Machine for cutting hides (2), characterised by the fact that it comprises: automatic conveying means (3) to automatically feed each of the said hides (2) along a feed path (P) extending in sequence through a mapping station (S2) and a cutting station (S3); mapping means (10) for the mapping of the contours (11) of each hide (2) arranged to correspond to the mapping station (S2); positioning means (12) for the positioning of a number of shapes (13) to be cut inside the said contours (11), and cutting means (14) for cutting the shapes (13) themselves arranged to correspond to the said cutting station (S3).
Machine according to Claim 9, characterised by the fact that it comprises a control unit (U) which is input connected to the mapping means (10) and output connected to the cutting means (14) and the conveying means (3).
Machine according to Claims 9 or 10, characterised by the fact that said conveying means (3) comprise at least one mobile transport platform (5) along the feed path (P), a rack feed device (3) for the platform, and a loading/unloading device (8, 9) for the platform (5) arranged to correspond to a loading station (S1) and, respectively, to an unloading station (S4) for the said hides (2).
Machine according to Claim 11, characterised by the fact that the loading station (S1) and the unloading station (S4) are arranged to correspond to respective opposite ends of the said feed path (P).
Machine according to Claim 12, characterised by the fact that the said rack device (3) comprises a forward arm (R1) which extends along the feed path (P) beginning from the said loading station (S1) and a return arm (R2) which extends parallel to the feed path 8P) itself beginning from the said unloading station (S4).
Machine according to Claim 13, characterised by the fact that the said transport platform (5) comprises a frame (5) and a grid (7) fixed to the frame (5) for transporting at least one of the said hides (2).
Machine according to Claim 14, characterised by the fact that it comprises a number of transport platforms (5) which can be simultaneously moved along the said feed path (P).
Machine according to Claim 10, characterised by the fact that the said positioning means (12) are part of the said control means (U), the said mapping means (10) being film means for obtaining images which are output connected to the control unit (U).
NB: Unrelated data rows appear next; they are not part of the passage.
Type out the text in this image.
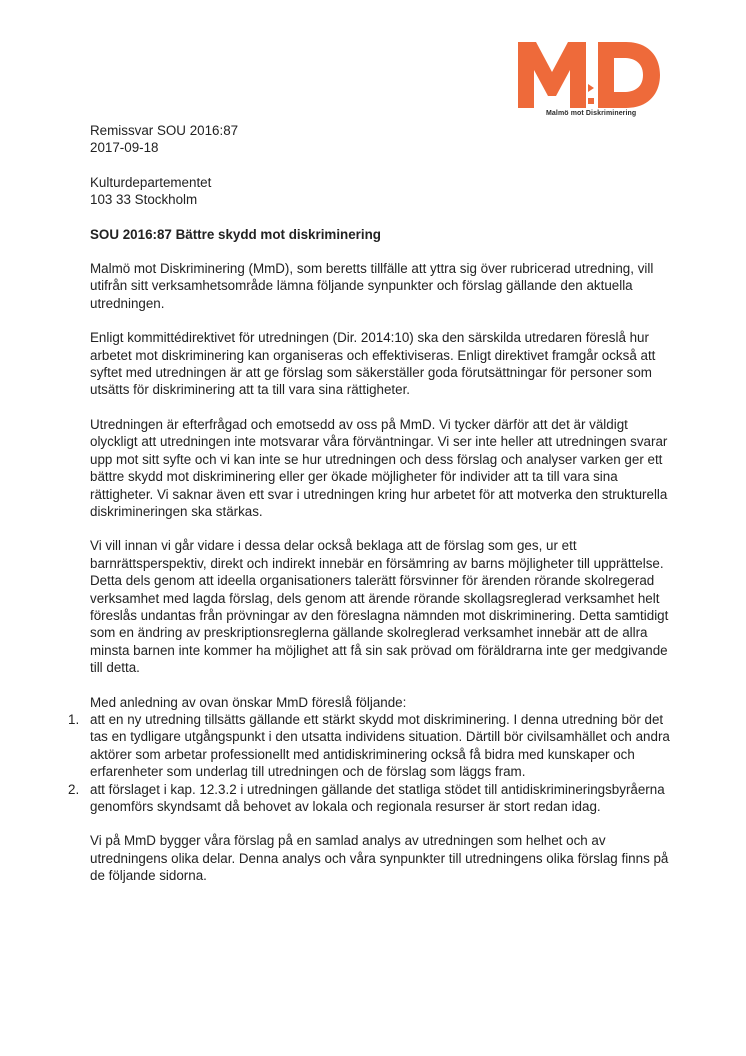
Malmö mot Diskriminering

Remissvar SOU 2016:87

2017-09-18

Kulturdepartementet

103 33 Stockholm

SOU 2016:87 Bättre skydd mot diskriminering

Malmö mot Diskriminering (MmD), som beretts tillfälle att yttra sig över rubricerad utredning, vill utifrån sitt verksamhetsområde lämna följande synpunkter och förslag gällande den aktuella utredningen.

Enligt kommittédirektivet för utredningen (Dir. 2014:10) ska den särskilda utredaren föreslå hur arbetet mot diskriminering kan organiseras och effektiviseras. Enligt direktivet framgår också att syftet med utredningen är att ge förslag som säkerställer goda förutsättningar för personer som utsätts för diskriminering att ta till vara sina rättigheter.

Utredningen är efterfrågad och emotsedd av oss på MmD. Vi tycker därför att det är väldigt olyckligt att utredningen inte motsvarar våra förväntningar. Vi ser inte heller att utredningen svarar upp mot sitt syfte och vi kan inte se hur utredningen och dess förslag och analyser varken ger ett bättre skydd mot diskriminering eller ger ökade möjligheter för individer att ta till vara sina rättigheter. Vi saknar även ett svar i utredningen kring hur arbetet för att motverka den strukturella diskrimineringen ska stärkas.

Vi vill innan vi går vidare i dessa delar också beklaga att de förslag som ges, ur ett barnrättsperspektiv, direkt och indirekt innebär en försämring av barns möjligheter till upprättelse. Detta dels genom att ideella organisationers talerätt försvinner för ärenden rörande skolregerad verksamhet med lagda förslag, dels genom att ärende rörande skollagsreglerad verksamhet helt föreslås undantas från prövningar av den föreslagna nämnden mot diskriminering. Detta samtidigt som en ändring av preskriptionsreglerna gällande skolreglerad verksamhet innebär att de allra minsta barnen inte kommer ha möjlighet att få sin sak prövad om föräldrarna inte ger medgivande till detta.

Med anledning av ovan önskar MmD föreslå följande:

1. att en ny utredning tillsätts gällande ett stärkt skydd mot diskriminering. I denna utredning bör det tas en tydligare utgångspunkt i den utsatta individens situation. Därtill bör civilsamhället och andra aktörer som arbetar professionellt med antidiskriminering också få bidra med kunskaper och erfarenheter som underlag till utredningen och de förslag som läggs fram.
2. att förslaget i kap. 12.3.2 i utredningen gällande det statliga stödet till antidiskrimineringsbyråerna genomförs skyndsamt då behovet av lokala och regionala resurser är stort redan idag.

Vi på MmD bygger våra förslag på en samlad analys av utredningen som helhet och av utredningens olika delar. Denna analys och våra synpunkter till utredningens olika förslag finns på de följande sidorna.
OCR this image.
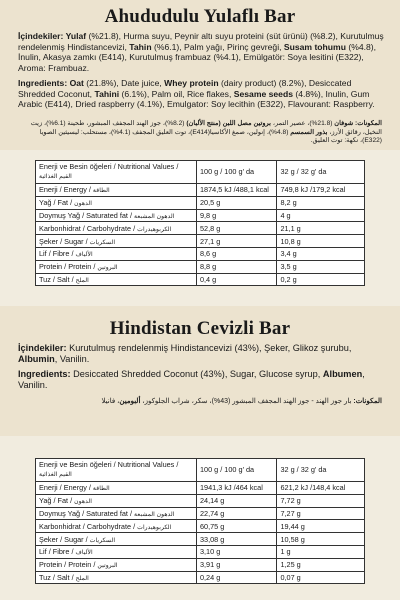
Ahududulu Yulaflı Bar

İçindekiler: Yulaf (%21.8), Hurma suyu, Peynir altı suyu proteini (süt ürünü) (%8.2), Kurutulmuş rendelenmiş Hindistancevizi, Tahin (%6.1), Palm yağı, Pirinç gevreği, Susam tohumu (%4.8), İnulin, Akasya zamkı (E414), Kurutulmuş frambuaz (%4.1), Emülgatör: Soya lesitini (E322), Aroma: Frambuaz.

Ingredients: Oat (21.8%), Date juice, Whey protein (dairy product) (8.2%), Desiccated Shredded Coconut, Tahini (6.1%), Palm oil, Rice flakes, Sesame seeds (4.8%), Inulin, Gum Arabic (E414), Dried raspberry (4.1%), Emulgator: Soy lecithin (E322), Flavourant: Raspberry.

المكونات: شوفان (21.8%)، عصير التمر، بروتين مصل اللبن (منتج الألبان) (8.2%)، جوز الهند المجفف المبشور، طحينة (6.1%)، زيت النخيل، رقائق الأرز، بذور السمسم (4.8%)، إنولين، صمغ الأكاسيا(E414)، توت العليق المجفف (4.1%)، مستحلب: ليسيثين الصويا (E322)، نكهة: توت العليق.

Enerji ve Besin öğeleri / Nutritional Values /
القيم الغذائية	100 g / 100 g' da	32 g / 32 g' da
Enerji / Energy / الطاقة	1874,5 kJ /488,1 kcal	749,8 kJ /179,2 kcal
Yağ / Fat / الدهون	20,5 g	8,2 g
Doymuş Yağ / Saturated fat / الدهون المشبعة	9,8 g	4 g
Karbonhidrat / Carbohydrate / الكربوهيدرات	52,8 g	21,1 g
Şeker / Sugar / السكريات	27,1 g	10,8 g
Lif / Fibre / الألياف	8,6 g	3,4 g
Protein / Protein / البروتين	8,8 g	3,5 g
Tuz / Salt / الملح	0,4 g	0,2 g
Hindistan Cevizli Bar

İçindekiler: Kurutulmuş rendelenmiş Hindistancevizi (43%), Şeker, Glikoz şurubu, Albumin, Vanilin.

Ingredients: Desiccated Shredded Coconut (43%), Sugar, Glucose syrup, Albumen, Vanilin.

المكونات: بار جوز الهند - جوز الهند المجفف المبشور (43%)، سكر، شراب الجلوكوز، ألبومين، فانيلا

Enerji ve Besin öğeleri / Nutritional Values /
القيم الغذائية	100 g / 100 g' da	32 g / 32 g' da
Enerji / Energy / الطاقة	1941,3 kJ /464 kcal	621,2 kJ /148,4 kcal
Yağ / Fat / الدهون	24,14 g	7,72 g
Doymuş Yağ / Saturated fat / الدهون المشبعة	22,74 g	7,27 g
Karbonhidrat / Carbohydrate / الكربوهيدرات	60,75 g	19,44 g
Şeker / Sugar / السكريات	33,08 g	10,58 g
Lif / Fibre / الألياف	3,10 g	1 g
Protein / Protein / البروتين	3,91 g	1,25 g
Tuz / Salt / الملح	0,24 g	0,07 g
Machine according to Claim 16, characterised by the fact that said mapping means (10) comprise at least one TV camera which is trained on the said feed path (P).
Machine according to Claim 10, characterised by the fact that said cutting means (14) comprise at least one cutting head (17) and a device (1) for moving the cutting head (17) itself which is input connected to the said control unit (U) in order to move the cutting head (17) along the hide (2) when it is stationary in relation to the cutting station (S3).
Machine according to Claim 18, characterised by the fact that said cutting head (17) is a water jet cutting head (17), and the cutting means (14) comprise a feed device (22) for the cutting head (17) presenting a duct 824) which is connected to the cutting head (17) itself, and which is provided with at least one spiral portion (26) (27).
Machine according to Claim 16, characterised by the fact that the said cutting means (14) comprise at least one marking head (28) for marking the said hides (2).